Mapping acid sulfate soils
Since 1995, the department has initiated a number of projects to identify the extent, location, and risk level of acid sulfate soils (ASS) in Queensland. The mapping has been done in stages, and has concentrated on areas where the land uses are likely to have had the greatest impact on ASS.
It has been conducted according to the national standards established by the National Committee on Soil and Terrain1 and McKenzie et al2, which link sampling intensity to the scale of published maps (i.e. reflects the accuracy of the maps).
One of the important consequences of ASS mapping is to put the issue in context for various stakeholders. This allows them to assess its relative significance to them and also to plan future proposals to manage/minimise ASS disturbance.
A preliminary assessment based on the Qm unit (Quaternary, coastal and estuarine sediments) of the Queensland Geology map (Geological Survey of Queensland 1975) showed that there are about 2 263 000 ha of ASS in the state. Extensive areas were noted along the coast of the Gulf of Carpentaria, Cape York, Central Queensland and the Moreton region, with relatively smaller areas in the wet tropics.
Mapping in South-East Queensland
Mapping at 1:100 000 scale has been completed in South East Queensland, from the New South Wales border to Noosa. This revealed that there are 60 000 ha of ASS between Coolangatta and Noosa alone.

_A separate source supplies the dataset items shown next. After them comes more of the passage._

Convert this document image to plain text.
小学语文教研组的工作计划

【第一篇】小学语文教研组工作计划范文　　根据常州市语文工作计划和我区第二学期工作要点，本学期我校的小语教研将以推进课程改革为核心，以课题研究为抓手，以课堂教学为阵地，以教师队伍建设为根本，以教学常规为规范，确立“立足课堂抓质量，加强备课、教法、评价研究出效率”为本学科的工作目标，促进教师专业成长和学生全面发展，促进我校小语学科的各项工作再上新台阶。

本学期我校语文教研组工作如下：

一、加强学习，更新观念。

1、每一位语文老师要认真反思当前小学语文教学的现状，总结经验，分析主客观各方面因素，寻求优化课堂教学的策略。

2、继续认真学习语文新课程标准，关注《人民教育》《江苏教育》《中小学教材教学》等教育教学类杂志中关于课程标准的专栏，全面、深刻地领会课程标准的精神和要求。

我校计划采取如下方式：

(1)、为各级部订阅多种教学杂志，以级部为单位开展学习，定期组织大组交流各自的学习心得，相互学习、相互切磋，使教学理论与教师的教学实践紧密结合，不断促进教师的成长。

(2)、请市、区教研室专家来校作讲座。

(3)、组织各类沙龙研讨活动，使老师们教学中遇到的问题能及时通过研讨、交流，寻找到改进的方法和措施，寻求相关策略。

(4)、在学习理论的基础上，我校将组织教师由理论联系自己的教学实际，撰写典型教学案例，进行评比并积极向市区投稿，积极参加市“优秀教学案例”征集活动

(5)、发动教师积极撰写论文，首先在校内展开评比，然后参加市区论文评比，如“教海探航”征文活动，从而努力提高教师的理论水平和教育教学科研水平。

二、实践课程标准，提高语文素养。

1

More detailed maps (1:25 000 and 1:50 000 scale) have been prepared for selected sugar cane areas (including Rocky Point, Moreton, Maryborough and Bundaberg); the Gold Coast hinterland; and the Maroochy River catchment.

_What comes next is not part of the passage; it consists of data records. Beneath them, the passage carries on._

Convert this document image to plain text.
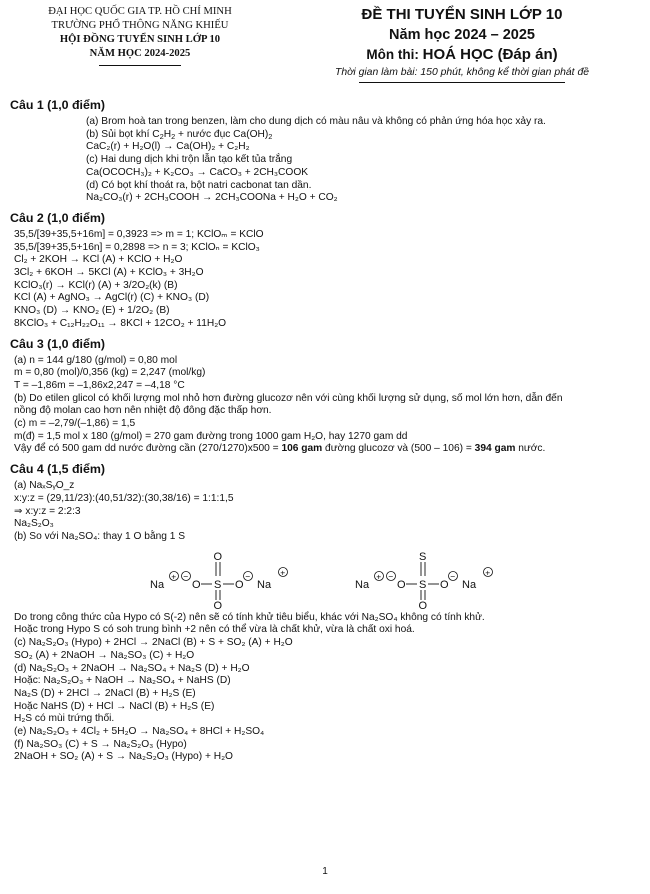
ĐẠI HỌC QUỐC GIA TP. HỒ CHÍ MINH
TRƯỜNG PHỔ THÔNG NĂNG KHIẾU
HỘI ĐỒNG TUYỂN SINH LỚP 10
NĂM HỌC 2024-2025
ĐỀ THI TUYỂN SINH LỚP 10
Năm học 2024 – 2025
Môn thi: HOÁ HỌC (Đáp án)
Thời gian làm bài: 150 phút, không kể thời gian phát đề
Câu 1 (1,0 điểm)
(a) Brom hoà tan trong benzen, làm cho dung dịch có màu nâu và không có phản ứng hóa học xảy ra.
(b) Sủi bọt khí $C_2H_2$ + nước đục $Ca(OH)_2$
CaC₂(r) + H₂O(l) → Ca(OH)₂ + C₂H₂
(c) Hai dung dịch khi trộn lẫn tạo kết tủa trắng
Ca(OCOCH₃)₂ + K₂CO₃ → CaCO₃ + 2CH₃COOK
(d) Có bọt khí thoát ra, bột natri cacbonat tan dần.
Na₂CO₃(r) + 2CH₃COOH → 2CH₃COONa + H₂O + CO₂
Câu 2 (1,0 điểm)
35,5/[39+35,5+16m] = 0,3923 => m = 1; KClOₘ = KClO
35,5/[39+35,5+16n] = 0,2898 => n = 3; KClOₙ = KClO₃
Cl₂ + 2KOH → KCl (A) + KClO + H₂O
3Cl₂ + 6KOH → 5KCl (A) + KClO₃ + 3H₂O
KClO₃(r) → KCl(r) (A) + 3/2O₂(k) (B)
KCl (A) + AgNO₃ → AgCl(r) (C) + KNO₃ (D)
KNO₃ (D) → KNO₂ (E) + 1/2O₂ (B)
8KClO₃ + C₁₂H₂₂O₁₁ → 8KCl + 12CO₂ + 11H₂O
Câu 3 (1,0 điểm)
(a) n = 144 g/180 (g/mol) = 0,80 mol
m = 0,80 (mol)/0,356 (kg) = 2,247 (mol/kg)
T = –1,86m = –1,86x2,247 = –4,18 °C
(b) Do etilen glicol có khối lượng mol nhỏ hơn đường glucozơ nên với cùng khối lượng sử dụng, số mol lớn hơn, dẫn đến nồng độ molan cao hơn nên nhiệt độ đông đặc thấp hơn.
(c) m = –2,79/(–1,86) = 1,5
m(đ) = 1,5 mol x 180 (g/mol) = 270 gam đường trong 1000 gam H₂O, hay 1270 gam dd
Vậy để có 500 gam dd nước đường cần (270/1270)x500 = 106 gam đường glucozơ và (500 – 106) = 394 gam nước.
Câu 4 (1,5 điểm)
(a) NaₓSᵧO_z
x:y:z = (29,11/23):(40,51/32):(30,38/16) = 1:1:1,5
⇒ x:y:z = 2:2:3
Na₂S₂O₃
(b) So với Na₂SO₄: thay 1 O bằng 1 S
Na
+ −
O S O
−
Na
+
O
O
Na
+ −
O S O
−
Na
+
S
O
Do trong công thức của Hypo có S(-2) nên sẽ có tính khử tiêu biểu, khác với Na₂SO₄ không có tính khử.
Hoặc trong Hypo S có soh trung bình +2 nên có thể vừa là chất khử, vừa là chất oxi hoá.
(c) Na₂S₂O₃ (Hypo) + 2HCl → 2NaCl (B) + S + SO₂ (A) + H₂O
SO₂ (A) + 2NaOH → Na₂SO₃ (C) + H₂O
(d) Na₂S₂O₃ + 2NaOH → Na₂SO₄ + Na₂S (D) + H₂O
Hoặc: Na₂S₂O₃ + NaOH → Na₂SO₄ + NaHS (D)
Na₂S (D) + 2HCl → 2NaCl (B) + H₂S (E)
Hoặc NaHS (D) + HCl → NaCl (B) + H₂S (E)
H₂S có mùi trứng thối.
(e) Na₂S₂O₃ + 4Cl₂ + 5H₂O → Na₂SO₄ + 8HCl + H₂SO₄
(f) Na₂SO₃ (C) + S → Na₂S₂O₃ (Hypo)
2NaOH + SO₂ (A) + S → Na₂S₂O₃ (Hypo) + H₂O
1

Mapping has also been conducted around Mackay and in areas from Gladstone to Yeppon, as well as Cairns and selected areas near Ingham.
A full list of currently available mapping products is viewable under Guidelines and Publications. PDF copies of maps are available via the DERM library catalogue. Hardcopy maps, GIS coverages, sample site descriptions and laboratory data may be purchased from Environment and Resource Sciences Product Delivery.
- National Committee on Soil and Terrain (2009), Australian Soil and Land Survey Field Handbook, third edition, CSIRO Publishing, Collingwood, Victoria.
- McKenzie NJ, Grundy MJ, Webster R, Ringrose-Voase AJ (2008), Guidelines for Surveying Soil and Land Resources, second edition, CSIRO Publishing, Melbourne, Australia.